Debate Magazine

Domestic Violence, Women and Guns

Posted on the 19 July 2014 by Mikeb302000
Huffington Post
The statistics are horrifyingly real. From 2001 to 2012, the number of women murdered by intimate partners using guns (6,410) exceeded the number of U.S. troops killed in action in the Iraq and Afghan wars combined. Every day in our country, five women are murdered by gunfire. Even the most ardent gun-rights advocates should be appalled by this home grown carnage involving women. As far as intimacy and violence are concerned, our guns are not securing us. They are killing us at home and in our neighborhoods.

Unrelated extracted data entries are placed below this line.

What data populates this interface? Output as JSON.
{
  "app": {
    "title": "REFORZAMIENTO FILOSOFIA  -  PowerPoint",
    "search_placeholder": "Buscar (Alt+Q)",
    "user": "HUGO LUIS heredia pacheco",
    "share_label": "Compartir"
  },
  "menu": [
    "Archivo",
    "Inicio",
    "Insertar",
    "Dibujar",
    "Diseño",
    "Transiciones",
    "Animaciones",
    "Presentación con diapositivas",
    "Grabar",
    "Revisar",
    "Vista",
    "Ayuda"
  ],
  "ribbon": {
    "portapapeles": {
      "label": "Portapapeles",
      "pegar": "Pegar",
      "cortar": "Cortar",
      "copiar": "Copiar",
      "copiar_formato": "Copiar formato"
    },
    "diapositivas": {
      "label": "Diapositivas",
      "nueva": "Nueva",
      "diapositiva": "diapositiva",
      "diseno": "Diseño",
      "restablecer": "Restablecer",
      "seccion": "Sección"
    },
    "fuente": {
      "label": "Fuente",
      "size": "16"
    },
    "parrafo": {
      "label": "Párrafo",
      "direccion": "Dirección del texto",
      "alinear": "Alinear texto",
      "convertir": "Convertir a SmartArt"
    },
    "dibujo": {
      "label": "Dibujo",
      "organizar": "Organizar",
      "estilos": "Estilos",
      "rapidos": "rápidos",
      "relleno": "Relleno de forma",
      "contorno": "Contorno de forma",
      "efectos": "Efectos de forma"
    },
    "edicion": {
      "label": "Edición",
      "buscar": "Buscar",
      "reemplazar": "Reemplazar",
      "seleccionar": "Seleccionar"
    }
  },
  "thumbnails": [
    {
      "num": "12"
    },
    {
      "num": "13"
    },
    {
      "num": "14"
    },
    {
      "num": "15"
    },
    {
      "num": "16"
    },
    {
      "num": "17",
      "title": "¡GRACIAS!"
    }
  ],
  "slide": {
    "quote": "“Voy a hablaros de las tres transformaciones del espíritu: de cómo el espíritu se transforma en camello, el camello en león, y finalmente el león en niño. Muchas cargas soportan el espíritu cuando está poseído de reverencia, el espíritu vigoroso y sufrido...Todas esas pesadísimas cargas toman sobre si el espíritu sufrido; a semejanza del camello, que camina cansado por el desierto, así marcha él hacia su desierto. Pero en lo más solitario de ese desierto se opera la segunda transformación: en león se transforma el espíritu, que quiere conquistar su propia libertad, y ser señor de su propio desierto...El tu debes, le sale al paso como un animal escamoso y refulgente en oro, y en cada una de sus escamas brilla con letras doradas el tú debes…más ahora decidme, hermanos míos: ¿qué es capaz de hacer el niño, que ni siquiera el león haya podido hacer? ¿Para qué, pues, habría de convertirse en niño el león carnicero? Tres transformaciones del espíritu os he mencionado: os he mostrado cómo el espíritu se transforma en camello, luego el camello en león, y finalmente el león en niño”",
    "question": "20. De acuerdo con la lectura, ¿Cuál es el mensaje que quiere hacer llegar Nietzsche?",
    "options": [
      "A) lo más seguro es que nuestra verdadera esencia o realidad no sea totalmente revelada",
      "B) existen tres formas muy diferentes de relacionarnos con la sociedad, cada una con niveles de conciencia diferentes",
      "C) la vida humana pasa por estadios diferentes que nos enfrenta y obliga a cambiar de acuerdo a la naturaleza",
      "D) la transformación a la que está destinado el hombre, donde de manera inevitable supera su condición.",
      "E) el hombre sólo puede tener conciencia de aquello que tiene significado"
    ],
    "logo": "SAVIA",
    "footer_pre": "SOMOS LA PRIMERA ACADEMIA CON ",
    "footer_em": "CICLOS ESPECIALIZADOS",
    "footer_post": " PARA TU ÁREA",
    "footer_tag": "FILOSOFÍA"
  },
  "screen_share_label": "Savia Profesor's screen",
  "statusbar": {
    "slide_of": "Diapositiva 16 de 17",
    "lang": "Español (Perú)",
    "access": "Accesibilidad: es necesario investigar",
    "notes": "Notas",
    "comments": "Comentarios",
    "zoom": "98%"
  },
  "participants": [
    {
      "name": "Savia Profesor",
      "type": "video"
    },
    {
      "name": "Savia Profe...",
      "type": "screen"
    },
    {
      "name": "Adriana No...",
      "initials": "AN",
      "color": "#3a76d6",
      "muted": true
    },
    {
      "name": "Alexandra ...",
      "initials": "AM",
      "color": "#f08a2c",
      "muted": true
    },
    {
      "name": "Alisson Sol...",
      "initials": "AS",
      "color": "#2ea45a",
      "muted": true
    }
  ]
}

In its recent study, "Women Under the Gun," The Center for American Progress sets out the facts explaining how anemic gun laws at both the federal and state levels are allowing women to be killed. First, violence against women is generally a crime of intimacy. In 65 percent of cases, women knew their attackers. Men knew their assailants only 34 percent of the time. Second, according to the study, a staggering proportion of violence against women is fatal, and guns are a key factor in those deaths. As the Law Center to Prevent Gun Violence recognizes, if an abuser owns a firearm, an abused woman is five times more likely to be killed. (Domestic Violence & Firearm Policy Summary at smartgunlaws.org.) Put simply, the presence of guns dramatically increases the probability of death in incidents involving domestic violence. In 2011 almost two-thirds of women killed with guns were killed by their intimate partners.